Later while living in Memphis, Prestage became a busker (street performer) on historic Beale Street. This is where he perfected his drum-kit. "I played out there a few times with nothing but a guitar and my voice. Once people heard me they liked it, but it was hard to get them on my side of the street with all the other music going on down there. There were some other guys out there who played drums with their feet, and they always got people's attention.
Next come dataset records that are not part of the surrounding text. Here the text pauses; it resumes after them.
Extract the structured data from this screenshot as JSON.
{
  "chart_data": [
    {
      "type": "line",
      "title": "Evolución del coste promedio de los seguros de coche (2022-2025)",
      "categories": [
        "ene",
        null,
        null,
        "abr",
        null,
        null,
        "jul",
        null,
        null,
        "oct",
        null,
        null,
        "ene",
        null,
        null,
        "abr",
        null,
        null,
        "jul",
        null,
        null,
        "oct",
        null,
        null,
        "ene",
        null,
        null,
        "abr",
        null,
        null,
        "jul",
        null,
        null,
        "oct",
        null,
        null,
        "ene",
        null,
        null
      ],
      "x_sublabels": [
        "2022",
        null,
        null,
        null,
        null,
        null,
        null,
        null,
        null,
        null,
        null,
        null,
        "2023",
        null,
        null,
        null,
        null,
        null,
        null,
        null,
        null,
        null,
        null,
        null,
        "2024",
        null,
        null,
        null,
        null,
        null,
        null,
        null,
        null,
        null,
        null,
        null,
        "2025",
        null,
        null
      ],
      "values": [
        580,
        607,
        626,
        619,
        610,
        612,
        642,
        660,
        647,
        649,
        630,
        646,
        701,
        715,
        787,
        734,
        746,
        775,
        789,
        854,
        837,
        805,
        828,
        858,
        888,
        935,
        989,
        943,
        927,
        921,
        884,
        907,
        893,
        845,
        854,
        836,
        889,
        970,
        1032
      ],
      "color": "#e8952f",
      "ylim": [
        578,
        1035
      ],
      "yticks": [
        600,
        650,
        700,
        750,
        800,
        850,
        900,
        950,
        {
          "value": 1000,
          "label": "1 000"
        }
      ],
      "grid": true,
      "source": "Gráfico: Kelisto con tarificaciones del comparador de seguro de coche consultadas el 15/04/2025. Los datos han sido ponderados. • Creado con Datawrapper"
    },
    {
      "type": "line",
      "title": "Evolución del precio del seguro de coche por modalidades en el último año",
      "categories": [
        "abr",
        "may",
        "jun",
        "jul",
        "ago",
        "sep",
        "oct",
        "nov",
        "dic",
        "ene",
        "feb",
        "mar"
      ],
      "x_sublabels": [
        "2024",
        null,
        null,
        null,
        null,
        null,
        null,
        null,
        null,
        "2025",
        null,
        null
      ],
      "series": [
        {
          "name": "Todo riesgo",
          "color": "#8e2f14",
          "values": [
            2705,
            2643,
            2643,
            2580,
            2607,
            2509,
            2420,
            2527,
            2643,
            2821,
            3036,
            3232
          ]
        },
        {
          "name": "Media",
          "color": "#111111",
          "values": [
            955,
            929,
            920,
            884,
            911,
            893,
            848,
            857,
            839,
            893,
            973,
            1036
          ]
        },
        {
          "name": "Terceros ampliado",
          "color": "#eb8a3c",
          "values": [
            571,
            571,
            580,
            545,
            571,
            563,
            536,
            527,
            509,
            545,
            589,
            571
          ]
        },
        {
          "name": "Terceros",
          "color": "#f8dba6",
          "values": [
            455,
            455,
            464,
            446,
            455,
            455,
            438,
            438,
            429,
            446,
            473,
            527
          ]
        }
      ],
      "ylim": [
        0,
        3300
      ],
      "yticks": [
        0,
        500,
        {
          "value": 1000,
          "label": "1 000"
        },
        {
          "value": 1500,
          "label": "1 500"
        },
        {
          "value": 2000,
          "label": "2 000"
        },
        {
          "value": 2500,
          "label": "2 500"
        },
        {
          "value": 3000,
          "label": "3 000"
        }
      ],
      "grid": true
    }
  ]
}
I started playing drums with my feet as an attention grabber but soon found out that the drums played with foot pedals actually enhaced my music dramatically. Not only were people listening and buyin' discs, they were now dancing and hollerin' to boot. Now I am to the point where, if you close your eyes, you would think there was a professional drummer with a full-size drumkit behind me. I learned alot from the guys I shared the street with, including John Lowe, (inventor of the Lowebow, a type of diddley-bow that I play), Robert Belfour, and Richard Johnston."

Ben returned to Memphis over the next few years for the International Blues Challenge (the world's largest gathering of Blues musicians) and within three consecutive years took he 4th, 3rd, and 2nd place. He is also the only two-time recipient of the Lyon/Pitchford Award for "Best Diddley-Bow Player." Ben's interesting approach to instrumentation, (fingerstyle guitar, harmonica, banjo, lap-steel, fiddle, resonator guitar, foot-drums, vocals, and his award-winning original songwriting (recipient of "The Most Unique Performer" at "The Song- writers' Showcase of America") has earned him invitations to perform across North America, Europe, and as far as North Africa. All awards aside, he has proven himself, through his live performances, to be the future of American Blues, Roots Music, Americana and is one of today’s most talented outsider.